Girl talking in phone at office

A Virtual Workforce is the New Reality of Work. It’s that simple—and if you don’t adopt, your organization will be left behind.

Melissa Mayer and Yahoo may be making the headlines for her in-office policies (and we can debate whether she’s right or wrong), but the fact is, Yahoo is like a salmon swimming upstream on the virtual workforce and telecommuting debate.

These days, video-conferencing, intranets, and emails are able to keep teams connected and united without having to be in the physical location. Studies are showing more than ever that professionals favor alternative work practices.

According to a national study recently commissioned by WorldCom, the following statistics were found:

A Virtual Way of Life

  • More than 2/3 of American workers have engaged in virtual work
  • 46% of American workers are involved in virtual work at least once a week
  • 14% of the US workforce telecommutes every day

Managing Virtually

  • 31% of American workers work in a virtual management structure

Evolving Policies – More Companies are Going Virtual

  • 27% of people work for organizations with formal policies encouraging virtual work
  • 48% of American workers work for organizations that allow virtual work practices, even if no formal policy exists

The Bottom Line – Virtual Work Boosts Productivity

  • 91% of those surveyed say virtual work saves their company time and money

Virtual work, enabled by digital technology and the web, have allowed organizations to get more done in more spread-out locations and with a more diverse workforce. It allows companies, leaders, and teams to work more seamlessly and quickly. However, there are challenges.

The Challenge of Telecommuting and the Virtual Work Environment:

The biggest issues with distance are obvious—clarity can be lost, communication is more difficult and productivity is hard to measure.

  • Leading employees from afar can prove difficult for managers to feel connected and maintain a high emotional intelligence.
  • Employees may be more prone from hiding errors and problems.
  • Erroneous assumptions can be made when communicating via phone and email rather than in person.

Overcoming the Challenge – Building Trust Virtually

If you can’t simply pop into a manager’s office or walk down the hall to have a heart-to-heart with a coworker over a disagreement, it’s tough to ensure small issues don’t create big problems.

Fortunately, alleviating these issues begins with trust—and trust isn’t confined to a building or a location.

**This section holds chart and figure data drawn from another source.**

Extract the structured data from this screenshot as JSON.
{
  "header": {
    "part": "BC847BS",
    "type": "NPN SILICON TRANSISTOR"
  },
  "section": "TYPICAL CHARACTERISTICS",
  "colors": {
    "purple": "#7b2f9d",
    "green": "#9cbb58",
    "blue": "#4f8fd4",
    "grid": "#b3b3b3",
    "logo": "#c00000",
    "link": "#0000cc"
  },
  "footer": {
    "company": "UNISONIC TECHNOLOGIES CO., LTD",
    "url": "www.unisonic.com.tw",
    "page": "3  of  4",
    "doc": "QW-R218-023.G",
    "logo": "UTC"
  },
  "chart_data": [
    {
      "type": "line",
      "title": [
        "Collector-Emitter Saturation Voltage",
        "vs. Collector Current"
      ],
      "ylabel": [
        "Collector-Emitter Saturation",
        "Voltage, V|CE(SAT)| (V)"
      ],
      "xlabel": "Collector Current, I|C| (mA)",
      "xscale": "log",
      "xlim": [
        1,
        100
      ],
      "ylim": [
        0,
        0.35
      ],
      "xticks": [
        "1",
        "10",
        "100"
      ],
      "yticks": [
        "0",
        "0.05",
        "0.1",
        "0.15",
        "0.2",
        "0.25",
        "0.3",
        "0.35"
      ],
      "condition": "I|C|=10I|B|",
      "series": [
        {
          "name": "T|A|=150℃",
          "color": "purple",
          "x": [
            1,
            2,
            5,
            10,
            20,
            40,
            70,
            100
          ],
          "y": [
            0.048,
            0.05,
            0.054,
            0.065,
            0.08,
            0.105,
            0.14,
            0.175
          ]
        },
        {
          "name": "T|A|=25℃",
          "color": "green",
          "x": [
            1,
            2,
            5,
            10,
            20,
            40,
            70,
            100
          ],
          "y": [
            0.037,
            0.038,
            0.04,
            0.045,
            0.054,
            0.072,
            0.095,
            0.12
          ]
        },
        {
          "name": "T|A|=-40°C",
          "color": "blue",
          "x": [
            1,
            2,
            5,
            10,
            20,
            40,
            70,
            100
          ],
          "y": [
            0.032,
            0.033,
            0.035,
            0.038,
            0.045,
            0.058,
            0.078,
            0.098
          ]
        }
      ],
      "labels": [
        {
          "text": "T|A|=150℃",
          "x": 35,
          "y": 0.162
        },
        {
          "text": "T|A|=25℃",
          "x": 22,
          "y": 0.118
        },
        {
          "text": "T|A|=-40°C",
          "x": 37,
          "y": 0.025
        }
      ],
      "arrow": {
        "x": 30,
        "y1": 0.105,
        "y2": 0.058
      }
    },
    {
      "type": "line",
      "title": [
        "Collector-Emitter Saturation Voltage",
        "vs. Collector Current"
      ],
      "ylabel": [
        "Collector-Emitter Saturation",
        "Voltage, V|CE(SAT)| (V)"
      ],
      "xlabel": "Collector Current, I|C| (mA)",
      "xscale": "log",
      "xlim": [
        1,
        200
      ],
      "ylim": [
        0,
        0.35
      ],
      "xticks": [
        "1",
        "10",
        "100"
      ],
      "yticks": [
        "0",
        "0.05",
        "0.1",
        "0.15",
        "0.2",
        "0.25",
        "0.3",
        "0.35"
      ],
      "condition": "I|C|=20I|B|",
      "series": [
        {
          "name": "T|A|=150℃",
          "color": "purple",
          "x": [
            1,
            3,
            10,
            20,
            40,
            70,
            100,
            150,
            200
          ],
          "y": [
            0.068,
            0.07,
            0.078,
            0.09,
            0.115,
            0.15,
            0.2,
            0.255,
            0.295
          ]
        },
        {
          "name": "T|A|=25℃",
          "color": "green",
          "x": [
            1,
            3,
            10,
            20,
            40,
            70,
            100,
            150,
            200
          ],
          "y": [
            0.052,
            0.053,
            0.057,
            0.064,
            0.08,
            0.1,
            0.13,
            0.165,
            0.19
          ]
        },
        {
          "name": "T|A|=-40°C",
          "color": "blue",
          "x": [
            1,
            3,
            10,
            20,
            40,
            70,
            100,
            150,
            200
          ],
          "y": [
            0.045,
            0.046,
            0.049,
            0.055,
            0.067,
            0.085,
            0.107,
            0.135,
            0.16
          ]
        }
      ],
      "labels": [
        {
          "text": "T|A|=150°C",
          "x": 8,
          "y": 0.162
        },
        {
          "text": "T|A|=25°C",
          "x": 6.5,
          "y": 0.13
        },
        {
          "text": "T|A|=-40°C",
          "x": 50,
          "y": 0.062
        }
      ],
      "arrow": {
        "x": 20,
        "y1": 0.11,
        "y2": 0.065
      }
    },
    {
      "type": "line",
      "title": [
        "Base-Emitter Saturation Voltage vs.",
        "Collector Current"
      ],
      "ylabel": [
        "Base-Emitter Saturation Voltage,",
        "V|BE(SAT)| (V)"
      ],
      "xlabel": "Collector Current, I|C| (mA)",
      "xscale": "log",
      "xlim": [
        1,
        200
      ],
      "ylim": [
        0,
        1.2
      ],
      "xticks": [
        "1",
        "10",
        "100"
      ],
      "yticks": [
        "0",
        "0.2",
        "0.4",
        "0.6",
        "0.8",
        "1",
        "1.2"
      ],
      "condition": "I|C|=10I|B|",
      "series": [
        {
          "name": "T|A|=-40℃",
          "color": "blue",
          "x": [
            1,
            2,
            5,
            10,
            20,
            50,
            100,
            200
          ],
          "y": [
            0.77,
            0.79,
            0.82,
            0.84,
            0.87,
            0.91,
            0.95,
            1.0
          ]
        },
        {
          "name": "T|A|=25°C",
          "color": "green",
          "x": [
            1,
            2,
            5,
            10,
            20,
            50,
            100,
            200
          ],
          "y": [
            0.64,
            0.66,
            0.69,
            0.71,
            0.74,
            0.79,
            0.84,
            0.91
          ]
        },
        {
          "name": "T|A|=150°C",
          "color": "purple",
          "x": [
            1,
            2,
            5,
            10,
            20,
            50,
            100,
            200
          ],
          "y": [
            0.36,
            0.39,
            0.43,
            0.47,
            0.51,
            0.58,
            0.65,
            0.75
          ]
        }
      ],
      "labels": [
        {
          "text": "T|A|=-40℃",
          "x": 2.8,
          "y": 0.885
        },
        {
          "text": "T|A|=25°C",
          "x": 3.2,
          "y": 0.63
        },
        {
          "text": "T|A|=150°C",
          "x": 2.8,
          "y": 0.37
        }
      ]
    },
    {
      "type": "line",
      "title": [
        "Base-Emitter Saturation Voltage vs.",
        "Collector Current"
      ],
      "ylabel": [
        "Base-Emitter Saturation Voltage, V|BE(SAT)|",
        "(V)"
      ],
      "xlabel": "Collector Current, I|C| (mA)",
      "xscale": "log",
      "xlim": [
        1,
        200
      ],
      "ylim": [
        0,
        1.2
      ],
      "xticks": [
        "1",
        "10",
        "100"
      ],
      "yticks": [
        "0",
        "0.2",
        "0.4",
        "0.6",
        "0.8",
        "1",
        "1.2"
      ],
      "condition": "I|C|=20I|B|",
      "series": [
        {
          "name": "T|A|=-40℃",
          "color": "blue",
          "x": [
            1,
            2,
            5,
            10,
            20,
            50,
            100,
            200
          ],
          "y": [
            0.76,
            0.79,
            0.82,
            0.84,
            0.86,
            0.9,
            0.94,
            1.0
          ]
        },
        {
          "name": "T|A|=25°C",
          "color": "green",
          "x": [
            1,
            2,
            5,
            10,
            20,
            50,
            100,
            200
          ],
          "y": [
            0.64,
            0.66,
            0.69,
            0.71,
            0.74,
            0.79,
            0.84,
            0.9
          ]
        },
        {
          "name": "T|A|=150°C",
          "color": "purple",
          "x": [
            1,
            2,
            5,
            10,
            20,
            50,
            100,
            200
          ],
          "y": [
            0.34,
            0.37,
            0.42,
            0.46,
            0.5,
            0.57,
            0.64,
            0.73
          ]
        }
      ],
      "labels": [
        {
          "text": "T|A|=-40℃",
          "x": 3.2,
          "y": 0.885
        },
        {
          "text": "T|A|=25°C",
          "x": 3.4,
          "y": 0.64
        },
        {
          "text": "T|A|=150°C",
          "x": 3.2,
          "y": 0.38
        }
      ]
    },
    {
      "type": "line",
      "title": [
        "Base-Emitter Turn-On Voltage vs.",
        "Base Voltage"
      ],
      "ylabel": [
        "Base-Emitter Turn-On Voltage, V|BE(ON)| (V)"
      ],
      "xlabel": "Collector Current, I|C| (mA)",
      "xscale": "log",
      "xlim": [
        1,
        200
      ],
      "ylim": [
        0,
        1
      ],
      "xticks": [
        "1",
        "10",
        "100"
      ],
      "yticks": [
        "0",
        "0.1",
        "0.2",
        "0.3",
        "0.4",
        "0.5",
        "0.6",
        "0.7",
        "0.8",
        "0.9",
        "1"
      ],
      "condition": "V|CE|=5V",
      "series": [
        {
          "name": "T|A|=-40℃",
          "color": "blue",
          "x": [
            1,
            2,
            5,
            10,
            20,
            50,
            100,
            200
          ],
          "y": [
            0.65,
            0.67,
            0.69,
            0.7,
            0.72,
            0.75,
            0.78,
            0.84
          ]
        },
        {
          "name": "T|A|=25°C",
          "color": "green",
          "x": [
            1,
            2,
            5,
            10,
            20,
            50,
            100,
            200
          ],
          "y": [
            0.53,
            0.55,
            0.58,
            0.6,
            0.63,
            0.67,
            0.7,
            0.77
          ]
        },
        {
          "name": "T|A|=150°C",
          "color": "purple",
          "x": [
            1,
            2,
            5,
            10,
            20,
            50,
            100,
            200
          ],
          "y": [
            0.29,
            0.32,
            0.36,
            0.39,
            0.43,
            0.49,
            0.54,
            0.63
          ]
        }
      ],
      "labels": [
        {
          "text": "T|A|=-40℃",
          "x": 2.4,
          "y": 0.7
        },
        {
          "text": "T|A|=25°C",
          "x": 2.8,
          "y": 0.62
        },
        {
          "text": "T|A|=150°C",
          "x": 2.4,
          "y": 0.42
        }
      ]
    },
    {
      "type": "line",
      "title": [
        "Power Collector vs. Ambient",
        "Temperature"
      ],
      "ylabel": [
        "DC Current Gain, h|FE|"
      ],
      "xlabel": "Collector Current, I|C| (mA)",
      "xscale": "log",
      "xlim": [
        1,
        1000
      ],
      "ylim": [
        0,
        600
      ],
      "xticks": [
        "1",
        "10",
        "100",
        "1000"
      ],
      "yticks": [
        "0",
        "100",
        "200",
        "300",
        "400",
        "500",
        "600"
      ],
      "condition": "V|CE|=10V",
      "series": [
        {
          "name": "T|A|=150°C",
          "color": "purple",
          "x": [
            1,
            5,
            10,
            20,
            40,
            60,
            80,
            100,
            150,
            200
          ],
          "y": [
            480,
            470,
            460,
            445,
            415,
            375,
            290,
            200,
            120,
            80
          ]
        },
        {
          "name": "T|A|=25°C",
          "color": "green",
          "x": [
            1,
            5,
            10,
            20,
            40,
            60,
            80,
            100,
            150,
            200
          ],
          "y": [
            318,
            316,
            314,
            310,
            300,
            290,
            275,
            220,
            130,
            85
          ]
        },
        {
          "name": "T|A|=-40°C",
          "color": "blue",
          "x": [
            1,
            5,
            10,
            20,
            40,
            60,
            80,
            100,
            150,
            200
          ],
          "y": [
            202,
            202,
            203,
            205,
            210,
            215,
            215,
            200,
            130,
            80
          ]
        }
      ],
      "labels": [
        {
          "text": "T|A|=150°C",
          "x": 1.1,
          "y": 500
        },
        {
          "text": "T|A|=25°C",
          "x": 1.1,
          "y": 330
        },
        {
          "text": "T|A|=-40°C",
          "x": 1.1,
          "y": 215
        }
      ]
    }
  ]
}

Trust is built on mutual respect, communication, understanding and performance. Trust is maintained by focusing on these things, even virtually.

Here are key factors to build trust in a virtual work environment:

  1. Be Responsive: Responsiveness conveys connection and maintains focus.
  2. Empower The Remote Worker: Telecommuting workers need to feel like they can do everything that someone in the office can do—give them the tools and flexibility to do it.
  3. Provide Training: The virtual workforce needs training just as much as those in the office. With technology and e-learning, you can build skills easily on a virtual level.
    1. Communicate, Communicate and Communicate Some More: Nothing will erode trust like a lack of communication.
    2. Know Your Workforce: Not everyone builds trust the same ways. By knowing your workforce and what truly drives them, you can build trust more effectively.

This quote from Harvard Management sums it up well; so go ahead and reap the advantages of virtual workers, but just do it right.

“Trust begins with you. You must be as responsive to your virtual team as your are virtual team as you are to colleagues down the hall.”